Discours prononcés à la grande réunion organisée par l'Union intellectuelle arménienne de Paris et qui a eu lieu le 11 décembre 1919 à la Sall des Agriculteurs, sous la présidence de M. Denys Cochin, de l'Académie française
En vente au profit du Secours National Arménien

  • La Renaissance de l'Orient. La Victoire de la liberté et les irrédimés d'Orient, par M. Denys COCHIN. L'Arménie, avant-garde de la civilisation gréco-latine en Orient, par M. Archag TCHOBANIAN - L'Esprit touranien, par M. Bertrand BAREILLES. Grèce et Arménie, par M. Jean S. SVORONOS
  • Editions Ernest Leroux
  • 1919
  • Imprimerie Lang, Blanchong, Paris
  • 12 x 19 cm, 68 pages
  • Publications de l'Union intellectuelle arménienne de Paris

Discours de M. Denys Cochin

Mesdames, Messieurs,

Quand on avance en âge, on est heureux de retrouver les souvenirs ardents de sa jeunesse, de revoir vivantes des causes auxquelles on s'est toujours intéressé.

Il arrive souvent, surtout dans une vie politique, que les espérances qu'on avait conçues ne se sont pas réalisées, que des choses qu'on a admirées d'abord ont paru soulever quelques doutes ; on fait son examen de conscience, et on est heureux de noter des circonstances où il est bien certain qu'on ne s'est pas trompé.

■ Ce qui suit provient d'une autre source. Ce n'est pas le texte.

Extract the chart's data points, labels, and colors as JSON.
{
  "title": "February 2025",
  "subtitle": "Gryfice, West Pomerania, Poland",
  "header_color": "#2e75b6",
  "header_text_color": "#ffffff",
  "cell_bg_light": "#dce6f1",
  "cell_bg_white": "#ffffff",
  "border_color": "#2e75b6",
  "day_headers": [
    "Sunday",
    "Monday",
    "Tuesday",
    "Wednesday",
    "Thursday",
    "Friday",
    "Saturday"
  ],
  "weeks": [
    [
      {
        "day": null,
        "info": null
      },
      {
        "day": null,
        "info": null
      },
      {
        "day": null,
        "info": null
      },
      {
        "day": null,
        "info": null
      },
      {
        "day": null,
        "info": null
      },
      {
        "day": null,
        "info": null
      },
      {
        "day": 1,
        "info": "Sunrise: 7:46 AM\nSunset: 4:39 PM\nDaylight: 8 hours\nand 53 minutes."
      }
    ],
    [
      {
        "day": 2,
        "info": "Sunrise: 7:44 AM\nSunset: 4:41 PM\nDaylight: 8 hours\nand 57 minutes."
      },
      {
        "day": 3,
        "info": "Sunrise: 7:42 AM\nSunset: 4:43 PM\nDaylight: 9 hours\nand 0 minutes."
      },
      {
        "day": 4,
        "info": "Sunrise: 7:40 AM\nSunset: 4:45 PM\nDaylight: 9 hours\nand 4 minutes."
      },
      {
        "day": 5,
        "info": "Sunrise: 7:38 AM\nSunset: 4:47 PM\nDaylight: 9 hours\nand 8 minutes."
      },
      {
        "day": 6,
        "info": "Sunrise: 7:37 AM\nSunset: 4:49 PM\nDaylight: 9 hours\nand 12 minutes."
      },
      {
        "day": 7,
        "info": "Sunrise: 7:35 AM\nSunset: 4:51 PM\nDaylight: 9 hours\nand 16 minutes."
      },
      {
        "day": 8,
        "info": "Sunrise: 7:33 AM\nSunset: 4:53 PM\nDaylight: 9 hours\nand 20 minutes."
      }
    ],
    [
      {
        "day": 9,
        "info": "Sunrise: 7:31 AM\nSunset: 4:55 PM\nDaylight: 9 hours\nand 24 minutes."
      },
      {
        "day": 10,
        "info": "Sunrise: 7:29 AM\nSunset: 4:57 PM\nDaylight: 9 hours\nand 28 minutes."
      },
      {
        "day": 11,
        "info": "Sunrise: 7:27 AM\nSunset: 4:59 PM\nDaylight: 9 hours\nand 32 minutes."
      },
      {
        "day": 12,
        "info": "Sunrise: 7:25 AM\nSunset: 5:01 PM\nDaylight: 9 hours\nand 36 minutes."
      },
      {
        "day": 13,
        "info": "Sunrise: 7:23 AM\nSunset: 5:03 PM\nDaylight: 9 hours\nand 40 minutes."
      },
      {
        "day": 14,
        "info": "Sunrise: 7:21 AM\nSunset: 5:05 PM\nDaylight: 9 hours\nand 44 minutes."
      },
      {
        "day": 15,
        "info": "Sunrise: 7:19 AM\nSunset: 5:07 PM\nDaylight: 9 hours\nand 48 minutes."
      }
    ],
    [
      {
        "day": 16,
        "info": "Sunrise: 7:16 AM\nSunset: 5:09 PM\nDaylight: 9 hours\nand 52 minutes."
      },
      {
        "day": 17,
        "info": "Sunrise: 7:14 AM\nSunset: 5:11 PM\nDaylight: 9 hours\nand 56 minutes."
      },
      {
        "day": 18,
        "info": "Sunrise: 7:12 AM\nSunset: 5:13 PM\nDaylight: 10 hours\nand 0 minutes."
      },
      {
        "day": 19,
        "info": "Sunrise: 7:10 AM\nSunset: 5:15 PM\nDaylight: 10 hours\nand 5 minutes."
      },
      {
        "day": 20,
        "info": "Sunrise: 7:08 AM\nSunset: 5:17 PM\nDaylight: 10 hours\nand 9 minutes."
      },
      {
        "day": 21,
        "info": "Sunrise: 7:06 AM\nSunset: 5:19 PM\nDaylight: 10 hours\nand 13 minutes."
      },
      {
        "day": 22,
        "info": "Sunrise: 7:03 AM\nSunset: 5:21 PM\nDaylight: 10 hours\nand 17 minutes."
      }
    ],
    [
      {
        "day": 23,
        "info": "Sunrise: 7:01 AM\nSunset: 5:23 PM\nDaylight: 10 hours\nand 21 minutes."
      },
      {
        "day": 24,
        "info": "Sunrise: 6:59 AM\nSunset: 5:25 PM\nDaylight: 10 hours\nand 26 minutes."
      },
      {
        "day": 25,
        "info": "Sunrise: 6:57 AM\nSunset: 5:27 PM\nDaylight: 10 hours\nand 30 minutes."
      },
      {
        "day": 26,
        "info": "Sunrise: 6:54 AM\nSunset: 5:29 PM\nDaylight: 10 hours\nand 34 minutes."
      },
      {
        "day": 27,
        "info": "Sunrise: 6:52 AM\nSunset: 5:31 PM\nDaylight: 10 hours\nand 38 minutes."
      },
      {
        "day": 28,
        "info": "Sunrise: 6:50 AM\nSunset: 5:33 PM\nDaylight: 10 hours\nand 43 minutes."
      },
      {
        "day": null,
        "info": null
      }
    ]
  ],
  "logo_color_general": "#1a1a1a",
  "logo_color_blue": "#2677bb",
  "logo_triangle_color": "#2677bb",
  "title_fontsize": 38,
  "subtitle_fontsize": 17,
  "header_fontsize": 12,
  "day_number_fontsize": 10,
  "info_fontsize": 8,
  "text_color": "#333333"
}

Défendre la cause des Arméniens, avoir eu l'honneur de parler souvent pour une pareille cause, c'est certainement avoir rencontré une des circonstances heureuses où, quoiqu'il arrive, on peut être sûr d'avoir été dans le vrai, dans le droit, dans le juste (très vifs applaudissements.)

Nous nous retrouvons après quatre ans d'épreuves formidables, en une journée où ceux qui, comme moi, ont rencontré des témoins des fêtes qui viennent de se célébrer à Strasbourg, à Metz, à Colmar, ont vu des gens transformés par l'émotion et par la joie ; les caractères les plus calmes, les esprits les plus froids reviennent de Metz, de Strasbourg, de Colmar, tellement émus qu'ils ne peuvent vous parler, qu'ils ne peuvent vous serrer la main sans avoir la gorge serrée et la voix tremblante au souvenir de ce qu'ils viennent de voir.

Je ne crois pas que jamais un peuple ait donné, avec un pareil enthousiasme, le spectacle réconfortant du bonheur qu'apportent la délivrance et la liberté recouvrée. Ce sont des jours qui se comptent et qui sont très rares dans l'Histoire. C’est tout ce que l'on peut souhaiter de plus beau et de plus heureux.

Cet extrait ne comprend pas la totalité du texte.